Recreating the webserver is easy to do, and doesn’t require restarting either the Tor or the Nyx containers. Simply rebuild the image with no cache to pull the latest Github changes:

$ docker-compose build --no-cache webserver

and then recreate it:

$ docker-compose up --detach --force-recreate --no-deps webserver

Nyx Container

Nyx is a CLI monitoring tool that allows you to gain insight to Tor as it runs. It has multiple panes that show connections to Tor nodes, realtime logs, bandwidth graphs, and the current torrc configuration to name a few.

Nyx

The Nyx container shares the torrc and authcookie volumes with the Tor container. Also note the tty: true and stdin_open: true options, which allow the CLI interface to be displayed in the terminal & interacted with when attached using docker-compose attach.

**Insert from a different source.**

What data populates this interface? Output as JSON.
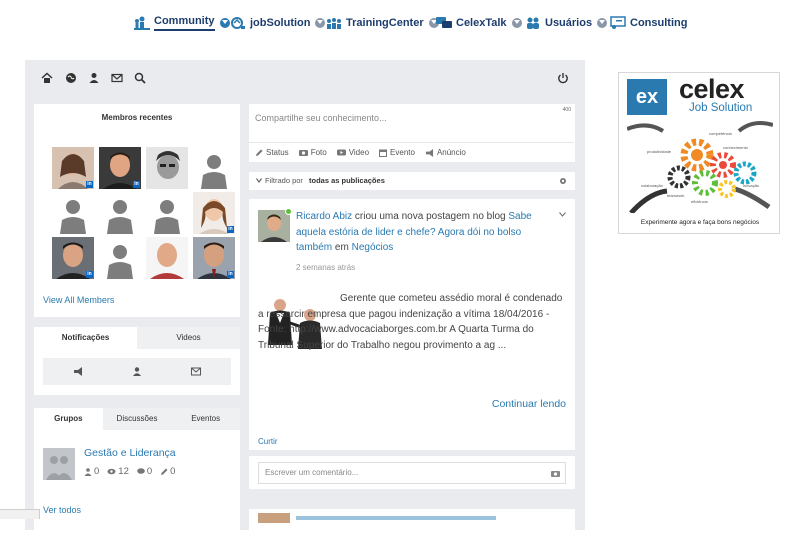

It also has its own network separate from the webserver, net_control.

docker-compose.yml

# ...
  nyx:
    build: nyx/
    restart: unless-stopped
    tty: true
    stdin_open: true
    depends_on:
      - tor
    networks:
      - net_control
    volumes:
      - torrc:/etc/tor/
      - authcookie:/var/lib/tor/
      - /etc/localtime:/etc/localtime:ro
# ...

The Dockerfile is fairly straightforward, using a slim Python image, installing Nyx, and setting the container to run as the tor user. Nyx can’t resolve hostnames when connecting to the endpoint, so I use the following command to extract the IP:

$ host -4 tor | grep -oE '[^ ]+$'

nyx/Dockerfile

# Latest stable slim debian image
FROM python:3-slim-buster

# Install nyx
RUN apt-get update && apt-get install -y \
  host \
  && pip install nyx

# Create the tor user, and chown everything under /etc/tor
RUN groupadd -r tor \
  && useradd --no-log-init -r -g tor tor

# Run container as tor user
USER tor

# On container run, connect to control port. Use 'host' to determine the IP Address
# of the 'tor' container, since nyx cannot resolve hostnames.
CMD nyx -i $(host -4 tor | grep -oE '[^ ]+$'):9051 -s /var/lib/tor/control_auth_cookie

While running this container, I noticed that it has a memory leak so it’ll use as much memory as possible until docker forcibly restarts it. To avoid this, I usually pause the container with docker-compose pause nyx and unpause it with docker-compose unpause nyx when I want to attach to it.

Attaching to the container is done with:

$ docker-compose attach nyx

and to detach from the container, hit the sequence CTRL+p+q.